Jeni’s has taken numerous steps to update its facilities, change its production methods and beef up sanitation practices. In April 2015 after L. monocytogenes was found in finished product, the brand issued a recall of all of its products and shut down its production facility and scoop shops.

The brand was lauded for its openness with consumers, and provided regular updates on its company blog. In one such update, CEO John Lowe noted that the company had hired a dairy processing cleaning expert and wrote that, “We want to provide an update on what we have done, what we have learned and what we are doing to ensure this never happens again.”

Jeni’s resumed making ice cream in May 2015. In June 2015 the company’s ice cream shops yet again had to close due to the presence of listeria in the production facility. At the time Lowe noted, “While we would most certainly prefer that Listeria never enter our facility, we do take solace in the fact that our protocols and testing have worked: we found the Listeria before it got into ice cream we served.”

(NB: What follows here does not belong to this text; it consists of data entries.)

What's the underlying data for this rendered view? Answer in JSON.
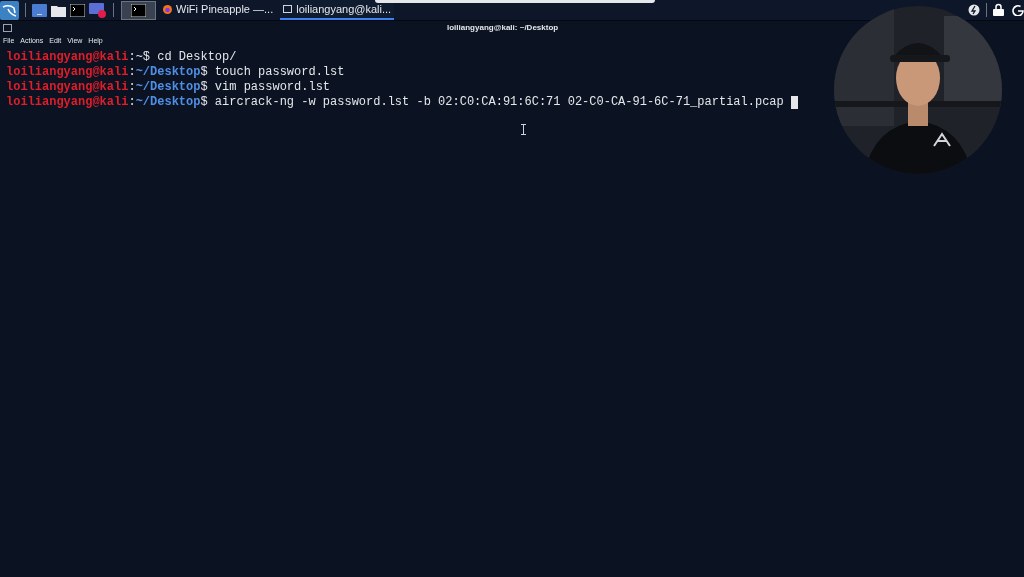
{
  "taskbar": {
    "tasks": [
      {
        "kind": "firefox",
        "label": "WiFi Pineapple —...",
        "selected": false
      },
      {
        "kind": "terminal",
        "label": "loiliangyang@kali...",
        "selected": true
      }
    ]
  },
  "window": {
    "title": "loiliangyang@kali: ~/Desktop"
  },
  "menu": [
    "File",
    "Actions",
    "Edit",
    "View",
    "Help"
  ],
  "terminal": {
    "lines": [
      {
        "user": "loiliangyang@kali",
        "separator": ":",
        "path": "~",
        "path_highlighted": false,
        "prompt": "$",
        "command": "cd Desktop/",
        "cursor": false
      },
      {
        "user": "loiliangyang@kali",
        "separator": ":",
        "path": "~/Desktop",
        "path_highlighted": true,
        "prompt": "$",
        "command": "touch password.lst",
        "cursor": false
      },
      {
        "user": "loiliangyang@kali",
        "separator": ":",
        "path": "~/Desktop",
        "path_highlighted": true,
        "prompt": "$",
        "command": "vim password.lst",
        "cursor": false
      },
      {
        "user": "loiliangyang@kali",
        "separator": ":",
        "path": "~/Desktop",
        "path_highlighted": true,
        "prompt": "$",
        "command": "aircrack-ng -w password.lst -b 02:C0:CA:91:6C:71 02-C0-CA-91-6C-71_partial.pcap",
        "cursor": true
      }
    ]
  }
}
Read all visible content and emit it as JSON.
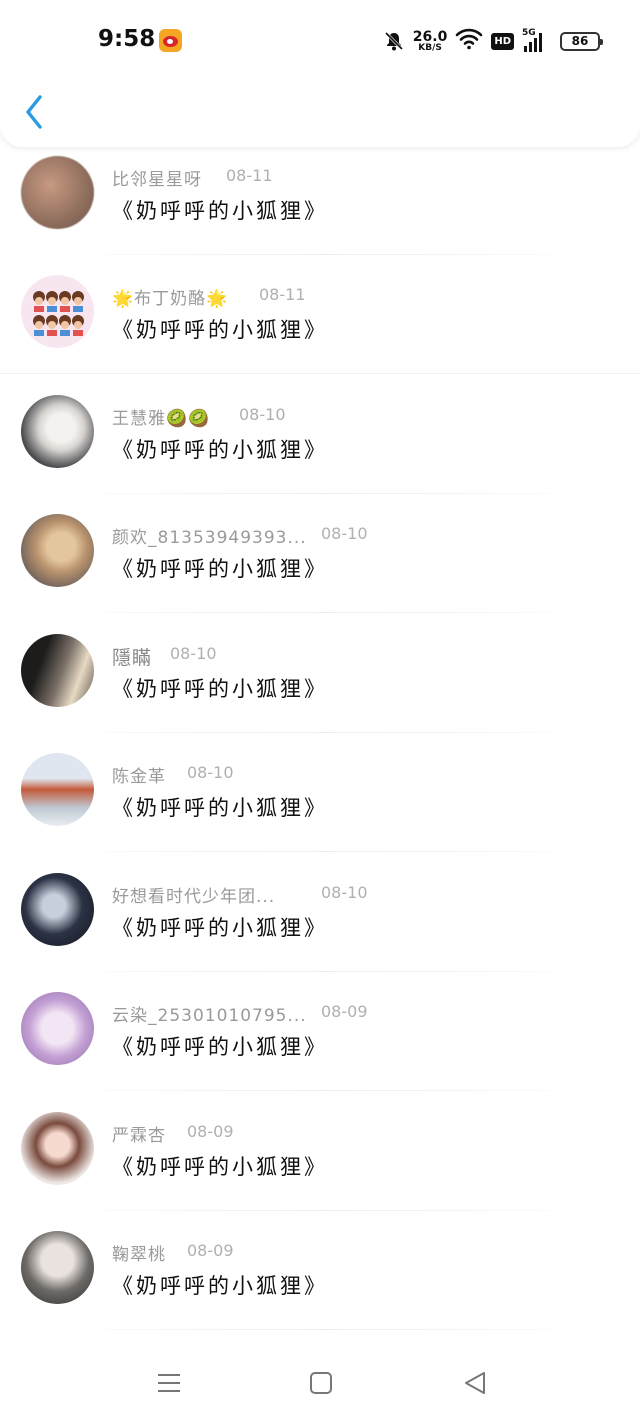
{
  "status_bar": {
    "time": "9:58",
    "net_speed_value": "26.0",
    "net_speed_unit": "KB/S",
    "hd_label": "HD",
    "network_label": "5G",
    "battery_level": "86",
    "icons": [
      "weibo-icon",
      "bell-off-icon",
      "wifi-icon",
      "signal-icon",
      "battery-icon"
    ]
  },
  "header": {
    "back_icon": "chevron-left-icon",
    "accent_color": "#2a9ae0"
  },
  "list": {
    "items": [
      {
        "name": "比邻星星呀",
        "date": "08-11",
        "comment": "《奶呼呼的小狐狸》"
      },
      {
        "name": "🌟布丁奶酪🌟",
        "date": "08-11",
        "comment": "《奶呼呼的小狐狸》"
      },
      {
        "name": "王慧雅🥝🥝",
        "date": "08-10",
        "comment": "《奶呼呼的小狐狸》"
      },
      {
        "name": "颜欢_81353949393...",
        "date": "08-10",
        "comment": "《奶呼呼的小狐狸》"
      },
      {
        "name": "隱瞞",
        "date": "08-10",
        "comment": "《奶呼呼的小狐狸》"
      },
      {
        "name": "陈金革",
        "date": "08-10",
        "comment": "《奶呼呼的小狐狸》"
      },
      {
        "name": "好想看时代少年团...",
        "date": "08-10",
        "comment": "《奶呼呼的小狐狸》"
      },
      {
        "name": "云染_25301010795...",
        "date": "08-09",
        "comment": "《奶呼呼的小狐狸》"
      },
      {
        "name": "严霖杏",
        "date": "08-09",
        "comment": "《奶呼呼的小狐狸》"
      },
      {
        "name": "鞠翠桃",
        "date": "08-09",
        "comment": "《奶呼呼的小狐狸》"
      }
    ]
  },
  "navbar": {
    "icons": [
      "menu-icon",
      "home-square-icon",
      "back-triangle-icon"
    ]
  }
}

The company also hired a director of food safety and changed its production flow so that ice cream is no longer made on site. Instead the company produces flavor bases and ships them to a co-packer to be finished.

“In looking at this letter, the typical reasons the FDA would send a warning letter, either because they felt there was unsafe product out in the market and the company elected not to do a recall or the responses were inadequate, don’t seem to be apparent in this particular situation,” Justin Prochnow, an attorney at Greenberg Traurig, LLP who handles civil litigation and regulatory filings for food and beverage companies, told NOSH. “The FDA acknowledged the corrective actions and there wasn’t particular product that had been identified as contaminated. So it is a little puzzling as to why the FDA decided that a warning letter was necessary in this situation.”

Jeni’s did not respond to requests for comment by press time. This post will be updated with any comments from the brand.